South African startups find it tough to obtain outside investment, according to 2go’s product strategist and business developer Peter Lockhart, who says the social network is proud of scaling without outside investment.
Lockhart was speaking at the Scale Conference, in Cape Town, yesterday, and said as a startup 2go received no initial funding.
He said a lack of venture capital was one of the elements holding back startups in South Africa and explained how they scaled 2go to the position where it now has 10 million users across Africa.
“The important thing is we’re a successful start-up with no investment. This is something we’re particularly proud of,” said Lockhart, adding: “This, of course, has forced us to make some really smart decisions when it comes to the scaling.”
Lockhart said scaling to 2go means servicing growing user demand.
“The service that a user gets in a quiet period should match that, which you receive under extreme loads.
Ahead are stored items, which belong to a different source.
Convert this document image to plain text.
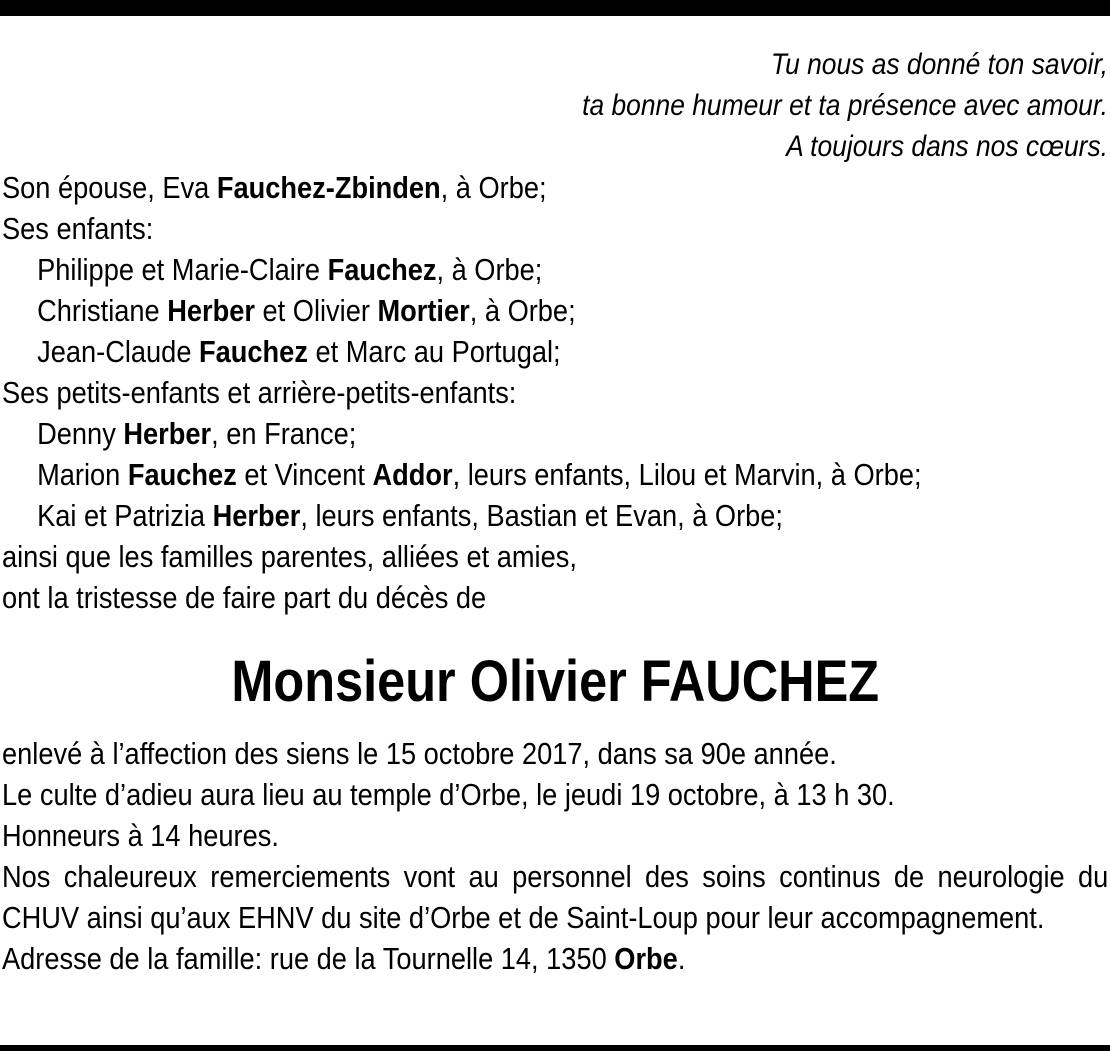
Tu nous as donné ton savoir,
ta bonne humeur et ta présence avec amour.
A toujours dans nos cœurs.
Son épouse, Eva Fauchez-Zbinden, à Orbe;
Ses enfants:
Philippe et Marie-Claire Fauchez, à Orbe;
Christiane Herber et Olivier Mortier, à Orbe;
Jean-Claude Fauchez et Marc au Portugal;
Ses petits-enfants et arrière-petits-enfants:
Denny Herber, en France;
Marion Fauchez et Vincent Addor, leurs enfants, Lilou et Marvin, à Orbe;
Kai et Patrizia Herber, leurs enfants, Bastian et Evan, à Orbe;
ainsi que les familles parentes, alliées et amies,
ont la tristesse de faire part du décès de
Monsieur Olivier FAUCHEZ
enlevé à l’affection des siens le 15 octobre 2017, dans sa 90e année.
Le culte d’adieu aura lieu au temple d’Orbe, le jeudi 19 octobre, à 13 h 30.
Honneurs à 14 heures.
Nos chaleureux remerciements vont au personnel des soins continus de neurologie du CHUV ainsi qu’aux EHNV du site d’Orbe et de Saint-Loup pour leur accompagnement.
Adresse de la famille: rue de la Tournelle 14, 1350 Orbe.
It’s about servicing that demands, we don’t want a slow response at peak.”
One of the solutions Lockhart recommends is identifying and removing bottlenecks, essentially increasing efficiency. Another solution involves “expanding service capacity to cater for growing demand”.
Furthermore, Lockhart said it is important to scale at exactly the right time.
“Scaling too early” results in development being slow because “you’re concentrating on too many things, you’re buying additional servers that you don’t need, you’re deploying services, which requires increasing administration.
“For that reason, don’t scale too early,” he said.
“The other side to that is scaling too late. The critical thing, especially for a startup with limited resources, where you can’t just increase your capacity indefinitely, is to do this at the right time.
“Take note of things that are going wrong, measure your network – have parameters and measurements that you can see exactly the performance of things and be able to anticipate and scale out the provisional services in accordance with the demand.
“Any effort expended that does not improve value to your customers is wasteful.”
Furthermore, Lockhart said it is important to hire the right people. “If you keep hiring smarter people, they’ll have better ideas than you. The only way to be scaling a business up is to be employing people who can solve a problem quicker than you can.
“Do the difficult things. It sounds obvious, but easy things are done easily and everyone is doing easy things. In everything you do, ask yourself: Is what I’m doing at the moment going to have a large effect on the service that you provide?”